George's World Famous Chicken Risotto


Errr - that's "world famous" as in the American sense.

I am authorised to add the recipe here, which may not be reproduced in any but an edible form, and even that not for profit.... © George 2007

Ingredients for two.

  • Fry a small finely chopped onion with some finely chopped mushrooms in olive oil.
  • Add cooked chicken (sufficient for 2 - whatever your taste).
  • Add 2 handfuls of risotto (short grained) rice; fry and stir for a few minutes to coat with oil.
  • Add chicken stock (lovingly home-prepared previously by someone else).
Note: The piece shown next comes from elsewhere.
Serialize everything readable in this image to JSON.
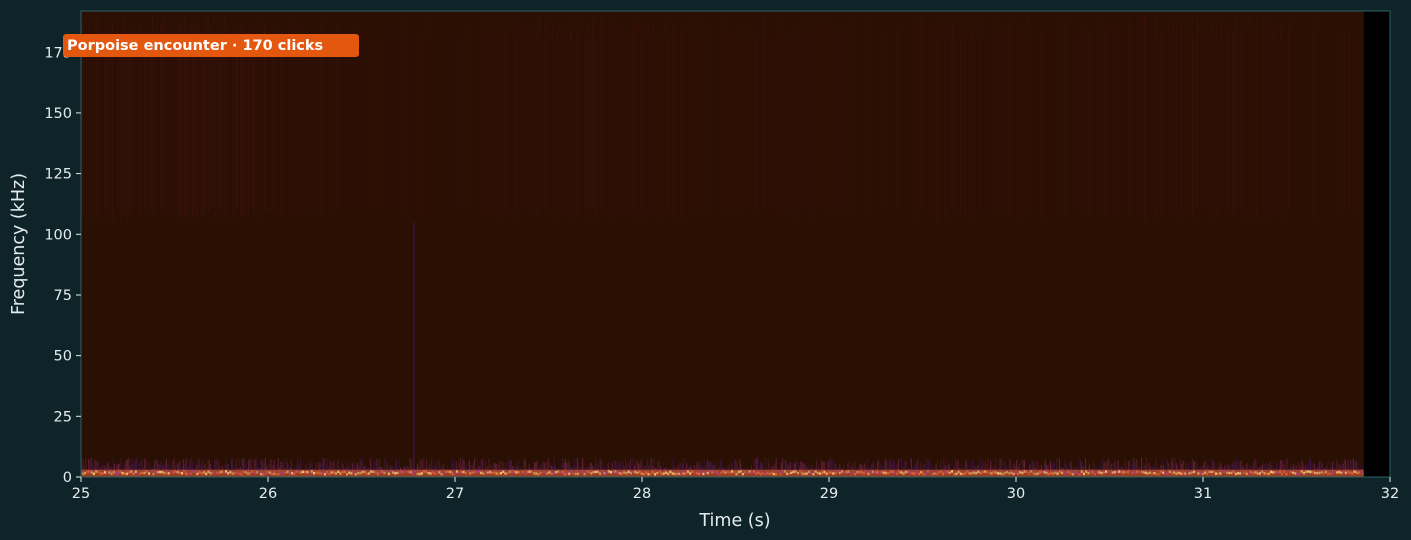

This should be approximately twice the volume of the rice you used, which will be half a pint of stock (that's 10 fluid ounces, you Americans, not eight).
  • At this point you add any herbs (I like tarragon), seasoning, and - the secret ingredient - which I am not authorised to reveal.
  • Cook with a lid for at least 20 minutes, stirring occasionally.
  • Towards the end of the cooking time, add half a small tin of Jolly Green Giant sweetcorn niblets.
  • Serve with parmesan cheese to accompanying applause.

Posted on April 24, 2007 at 9:12 PM


Well! There is absolutely no point in providing a recipe if the essential ingredient is secret...it's like publishing a knitting pattern with no stated tension!